Jungle Trek in Penang National Park
Penang National Park is the smallest national park in the country. Located in the northwest corner of the island it is a mixture of jungle and beaches. We hike regularly back in the US, but have been a bit out of practice since we got to Asia, other than the miles and miles of walking to get around town. We decided it was time to get some mud on our feet and hit the trails.
We took the 101 bus from near where we are staying in Tanjung Tokong. It was RM2.70 a ticket. It's a windy route through Batu Ferringhi and onwards to Teluk Bahang. When the bus gets to a point where it needs to turn around you know you are there. We got off the bus and although we had brought lots of water we knew that for a 3 or 4 hour hike we would need a bit more food in our bellies otherwise we risked some hanger later! Luckily there are some food vendors just outside the gates of the park so we filled up with Roti Canai for me, and something noodley for Iain. (As I have said before we often find we don't know what we are eating - we just eat it!)
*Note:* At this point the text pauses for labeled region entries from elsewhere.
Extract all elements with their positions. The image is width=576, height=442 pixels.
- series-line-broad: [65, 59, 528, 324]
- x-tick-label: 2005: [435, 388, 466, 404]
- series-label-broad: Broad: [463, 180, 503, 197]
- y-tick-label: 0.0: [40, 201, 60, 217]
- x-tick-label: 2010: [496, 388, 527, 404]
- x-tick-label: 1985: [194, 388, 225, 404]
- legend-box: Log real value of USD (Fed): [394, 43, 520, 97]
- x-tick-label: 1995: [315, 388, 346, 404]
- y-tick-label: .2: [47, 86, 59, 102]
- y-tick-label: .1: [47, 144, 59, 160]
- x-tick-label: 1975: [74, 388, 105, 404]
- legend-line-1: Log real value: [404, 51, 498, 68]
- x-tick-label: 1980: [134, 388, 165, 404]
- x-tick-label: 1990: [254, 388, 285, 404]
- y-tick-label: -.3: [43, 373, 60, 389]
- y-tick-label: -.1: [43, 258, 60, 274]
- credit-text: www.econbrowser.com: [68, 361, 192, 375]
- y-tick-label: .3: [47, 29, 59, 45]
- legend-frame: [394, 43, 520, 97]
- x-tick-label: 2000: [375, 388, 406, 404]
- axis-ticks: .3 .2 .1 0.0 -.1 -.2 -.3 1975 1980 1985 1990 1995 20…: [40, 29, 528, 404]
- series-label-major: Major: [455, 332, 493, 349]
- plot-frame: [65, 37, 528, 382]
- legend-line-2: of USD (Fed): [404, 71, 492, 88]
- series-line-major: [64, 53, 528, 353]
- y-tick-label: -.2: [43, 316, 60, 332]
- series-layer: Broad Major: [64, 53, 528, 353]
After feeling we had the sustenance to go walking we headed to the main entrance. Although there is no charge to use the park, there is a canopy walk that has a small fee but it was closed when we were there. You do need to register with the park officials before you go in. They ask to see your passport but we don't carry ours around. They seemed happy enough with just taking down the number from the pdf copies we keep on our phone. I think it is just a way of them knowing how many visitors they get and where they are coming from.
We decided to hike to Pantai Kerachut, rather than the more popular Monkey Beach. We had read that it was prettier and the trail less used. If you are not up for hiking at all, or just want to hike one way then you can get a boat to and from the beach. We decided we would hike both ways. I would describe the hike as moderate on my scale. We are reasonably fit, but not super hikers and there are a lot of steep grades on the trail, nothing requiring scrambling or ropes, but still some big steps. Not a stroll in flip flops, but not a hardcore jungle trek needing heavy climbing boots either.
The trails are well signposted and we only saw a few other people out there. We are in the dry season now so the trails were not muddy, I can imagine they get quite treacherous later in the year. The first bit of the hike passes a dirty uninspiring beach on the right before heading into the jungle. But we did see an impressive giant lizard creature, I think maybe a monitor lizard here.
It's shaded pretty much all the way and the biggest difference we noticed from hiking at home, apart from the humidity, was the noise. The jungle is deafeningly loud, it's hard to believe nature can make that happen! After trekking for just under 2 hours we reached the beach. It is very beautiful and we hardly saw anyone else there. Some technicians were there to switch out the batteries in the solar-powered Tsunami detection system and there was a guy watching over the turtle sanctuary, which we took a look around. Apart from that we saw a couple of other visitors and that was it. Some boats offered us rides back to the entrance but we decided to get even more sweaty and walk back instead.
We walked back via the meromictic lake, one of only a few in Asia, it's unusual in that it in the rainy season it has two layers a saltwater one and a fresh water one. The layers don't mix which creates a radically different environment for organisms to live in. Only a few specific species can live in such an environment. Who knew such a thing existed.
The loop past the lake took us back onto the original trail and we retraced our steps back to the entrance. We were out in the park for a good 4 or 5 hours. Just enough time for us to get hungry again and grab some pineapple fried rice and juices from a different food vendor across the street before heading home. It never felt so good to get a seat in the air conditioned bus once we were on our way back.